La lettre, que celui qui était alors le Cardinal Ratzinger a écrite comme réponse à une lettre correspondante du liturgiste espagnol Matías Augé, CMF (1), est très intéressante. L’origine de l’échange était une conférence que le Cardinal avait prononcée à l’occasion du 10ème anniversaire du Motu Propio «Ecclesia Dei».

La lettre est datée du 18 février 1999, elle permet de très bien comprendre la préoccupation du Pape émérite, pendant son pontificat, en ce qui concerne la dignité de la liturgie. Nous nous rappelons tous son exemple dans le soin et la minutie des célébrations liturgiques.

Dans la lettre il rappelle au liturgiste espagnol que «jamais [l’Église] n’a aboli dans son histoire, avec un mandat juridique, une liturgie orthodoxe». C’est-à-dire que la Messe traditionnelle est pleinement en vigueur, comme cela a été maintenu dans le Motu Propio «Summorum Pontificum».

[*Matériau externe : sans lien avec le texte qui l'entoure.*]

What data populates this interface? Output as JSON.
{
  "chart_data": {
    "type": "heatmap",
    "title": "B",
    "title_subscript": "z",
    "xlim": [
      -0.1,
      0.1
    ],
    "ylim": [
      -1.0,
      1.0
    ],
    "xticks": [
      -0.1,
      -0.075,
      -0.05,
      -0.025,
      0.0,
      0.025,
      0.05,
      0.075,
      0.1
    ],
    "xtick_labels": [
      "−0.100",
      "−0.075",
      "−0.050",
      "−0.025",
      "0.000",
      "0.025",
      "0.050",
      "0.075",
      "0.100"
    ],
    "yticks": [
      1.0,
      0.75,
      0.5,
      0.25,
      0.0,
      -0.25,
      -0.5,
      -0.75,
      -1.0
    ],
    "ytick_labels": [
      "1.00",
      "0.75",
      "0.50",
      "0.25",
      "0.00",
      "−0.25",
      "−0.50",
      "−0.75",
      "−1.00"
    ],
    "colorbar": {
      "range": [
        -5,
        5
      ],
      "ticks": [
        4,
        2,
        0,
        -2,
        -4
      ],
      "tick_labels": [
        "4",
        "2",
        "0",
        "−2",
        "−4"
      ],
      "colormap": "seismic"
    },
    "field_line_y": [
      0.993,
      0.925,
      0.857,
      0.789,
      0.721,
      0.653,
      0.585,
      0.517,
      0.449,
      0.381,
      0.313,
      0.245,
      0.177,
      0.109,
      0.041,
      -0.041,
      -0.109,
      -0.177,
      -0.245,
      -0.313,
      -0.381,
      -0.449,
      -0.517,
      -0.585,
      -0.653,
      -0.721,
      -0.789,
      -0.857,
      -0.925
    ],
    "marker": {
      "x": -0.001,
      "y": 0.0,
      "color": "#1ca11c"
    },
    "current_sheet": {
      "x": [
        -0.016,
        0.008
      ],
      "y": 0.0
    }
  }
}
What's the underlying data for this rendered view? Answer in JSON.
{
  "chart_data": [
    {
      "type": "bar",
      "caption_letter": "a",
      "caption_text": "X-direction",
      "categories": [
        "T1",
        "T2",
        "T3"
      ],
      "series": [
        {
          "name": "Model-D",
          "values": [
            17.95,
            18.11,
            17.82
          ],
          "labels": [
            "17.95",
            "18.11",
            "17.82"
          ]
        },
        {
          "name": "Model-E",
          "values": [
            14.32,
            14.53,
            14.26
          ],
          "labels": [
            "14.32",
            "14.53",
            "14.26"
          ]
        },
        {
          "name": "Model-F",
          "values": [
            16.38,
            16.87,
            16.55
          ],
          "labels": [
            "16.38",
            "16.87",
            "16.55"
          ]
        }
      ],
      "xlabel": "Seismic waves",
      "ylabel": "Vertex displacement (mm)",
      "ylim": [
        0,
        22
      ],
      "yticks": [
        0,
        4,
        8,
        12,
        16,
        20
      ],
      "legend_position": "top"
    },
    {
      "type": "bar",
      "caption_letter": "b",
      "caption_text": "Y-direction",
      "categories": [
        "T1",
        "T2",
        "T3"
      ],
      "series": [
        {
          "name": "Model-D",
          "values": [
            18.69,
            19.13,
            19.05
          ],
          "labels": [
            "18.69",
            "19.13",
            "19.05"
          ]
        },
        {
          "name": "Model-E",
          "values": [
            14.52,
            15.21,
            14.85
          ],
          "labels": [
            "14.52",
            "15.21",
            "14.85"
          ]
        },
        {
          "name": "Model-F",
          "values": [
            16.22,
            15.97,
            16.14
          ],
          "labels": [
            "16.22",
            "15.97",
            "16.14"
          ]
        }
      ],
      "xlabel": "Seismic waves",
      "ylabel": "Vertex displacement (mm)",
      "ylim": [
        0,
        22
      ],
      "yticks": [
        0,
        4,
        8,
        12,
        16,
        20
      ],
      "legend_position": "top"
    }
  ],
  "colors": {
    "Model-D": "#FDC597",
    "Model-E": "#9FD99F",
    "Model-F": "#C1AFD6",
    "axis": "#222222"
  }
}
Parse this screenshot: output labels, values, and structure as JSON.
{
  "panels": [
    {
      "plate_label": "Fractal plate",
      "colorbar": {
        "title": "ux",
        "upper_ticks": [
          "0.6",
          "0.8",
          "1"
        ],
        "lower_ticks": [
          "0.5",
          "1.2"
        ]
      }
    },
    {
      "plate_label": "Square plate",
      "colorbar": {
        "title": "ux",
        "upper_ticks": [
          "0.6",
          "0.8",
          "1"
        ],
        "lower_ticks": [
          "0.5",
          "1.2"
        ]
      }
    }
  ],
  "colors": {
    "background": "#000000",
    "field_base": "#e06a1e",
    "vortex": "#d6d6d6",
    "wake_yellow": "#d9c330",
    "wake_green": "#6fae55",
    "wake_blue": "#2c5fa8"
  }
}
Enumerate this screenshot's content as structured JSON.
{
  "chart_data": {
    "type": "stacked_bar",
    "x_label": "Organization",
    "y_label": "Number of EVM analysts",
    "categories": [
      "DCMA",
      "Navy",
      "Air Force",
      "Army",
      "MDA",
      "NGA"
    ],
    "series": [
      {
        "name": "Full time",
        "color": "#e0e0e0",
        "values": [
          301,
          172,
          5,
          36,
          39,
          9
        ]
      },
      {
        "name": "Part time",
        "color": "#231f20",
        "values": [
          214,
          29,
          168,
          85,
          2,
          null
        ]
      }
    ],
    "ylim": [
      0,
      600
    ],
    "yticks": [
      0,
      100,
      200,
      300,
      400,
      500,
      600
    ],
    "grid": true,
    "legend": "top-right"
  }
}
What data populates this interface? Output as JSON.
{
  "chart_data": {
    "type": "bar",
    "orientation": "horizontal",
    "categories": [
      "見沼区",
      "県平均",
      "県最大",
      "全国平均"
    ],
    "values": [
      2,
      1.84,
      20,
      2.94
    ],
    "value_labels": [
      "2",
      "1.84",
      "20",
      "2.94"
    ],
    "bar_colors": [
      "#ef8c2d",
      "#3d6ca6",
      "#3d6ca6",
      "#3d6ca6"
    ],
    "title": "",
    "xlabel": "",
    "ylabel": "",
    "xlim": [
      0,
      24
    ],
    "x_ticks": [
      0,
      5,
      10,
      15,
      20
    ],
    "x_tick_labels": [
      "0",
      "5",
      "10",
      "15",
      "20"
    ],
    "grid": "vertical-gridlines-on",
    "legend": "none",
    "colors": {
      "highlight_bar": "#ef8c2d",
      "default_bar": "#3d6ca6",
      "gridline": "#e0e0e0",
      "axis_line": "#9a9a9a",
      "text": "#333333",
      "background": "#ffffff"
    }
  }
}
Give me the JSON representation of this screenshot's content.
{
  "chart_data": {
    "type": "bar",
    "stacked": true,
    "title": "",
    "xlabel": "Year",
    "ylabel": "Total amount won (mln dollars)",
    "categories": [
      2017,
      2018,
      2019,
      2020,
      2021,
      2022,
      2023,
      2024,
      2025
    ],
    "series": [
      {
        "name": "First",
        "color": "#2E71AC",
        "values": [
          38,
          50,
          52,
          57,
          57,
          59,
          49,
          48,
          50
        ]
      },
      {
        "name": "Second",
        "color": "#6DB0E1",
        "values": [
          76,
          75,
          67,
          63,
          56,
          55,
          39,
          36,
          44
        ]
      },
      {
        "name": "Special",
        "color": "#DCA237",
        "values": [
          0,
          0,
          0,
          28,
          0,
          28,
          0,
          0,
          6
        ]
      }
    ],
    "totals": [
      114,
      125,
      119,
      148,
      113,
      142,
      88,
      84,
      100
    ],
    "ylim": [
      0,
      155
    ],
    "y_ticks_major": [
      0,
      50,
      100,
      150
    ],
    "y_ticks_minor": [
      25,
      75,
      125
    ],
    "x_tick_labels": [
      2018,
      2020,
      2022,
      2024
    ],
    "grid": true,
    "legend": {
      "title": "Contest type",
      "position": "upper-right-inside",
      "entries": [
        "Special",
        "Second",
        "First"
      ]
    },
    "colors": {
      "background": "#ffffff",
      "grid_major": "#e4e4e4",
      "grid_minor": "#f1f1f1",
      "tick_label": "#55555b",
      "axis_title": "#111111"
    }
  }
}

Le dernier paragraphe de la lettre est particulièrement intéressant :

Je ne voudrais pas entrer dans tous les détails de votre lettre, bien qu’il ne serait pas difficile de répondre aux différentes critiques de mes arguments (2).
Cependant, je considère très important ce qui concerne l’unité du Rite Romain.
Cette unité n’est pas menacée aujourd’hui par les petites communautés qui font usage de l’indult (ndt terme du droit canon pour dérogation, du verbe latin indulgere, être indulgent) et sont fréquemment traités comme des lépreux, comme des personnes qui font quelque chose d’irrévérencieux, voire plus encore, d’immoral ; non, si l’unité du Rite Romain est menacée c’est pas la créativité liturgique sauvage, fréquemment encouragée par des liturgistes (par exemple, en Allemagne, on fait la publicité du projet « Missel 2000 », en disant que le Missel de Paul VI serait déjà dépassé).
Je répète ce que j’ai dit lors de mon interversion: que la différence entre le Missel de 1962 et la messe fidèlement célébrée selon le Missel de Paul VI est beaucoup plus petite que la différence entre les différentes applications dénommées «créatives » du Missel de Paul VI.
Dans cette situation, la présence du Missel précédent peut se transformer en un rempart contre les altérations liturgiques lamentablement fréquentes, et être de cette façon un soutien à la réforme authentique.
S’opposer à l’usage de l’Indult de 1984 (1988) au nom de l’unité du Rite Romain est, selon mon expérience une attitude très éloignée de la réalité.
Par ailleurs, je regrette quelque peu que vous n’ayez pas perçu, lors de mon intervention, l’invitation adressé aux « traditionalistes » à s’ouvrir au Concile, à venir à la rencontre de la réconciliation, dans l’espoir de surmonter, avec le temps, la brèche entre les deux Missels.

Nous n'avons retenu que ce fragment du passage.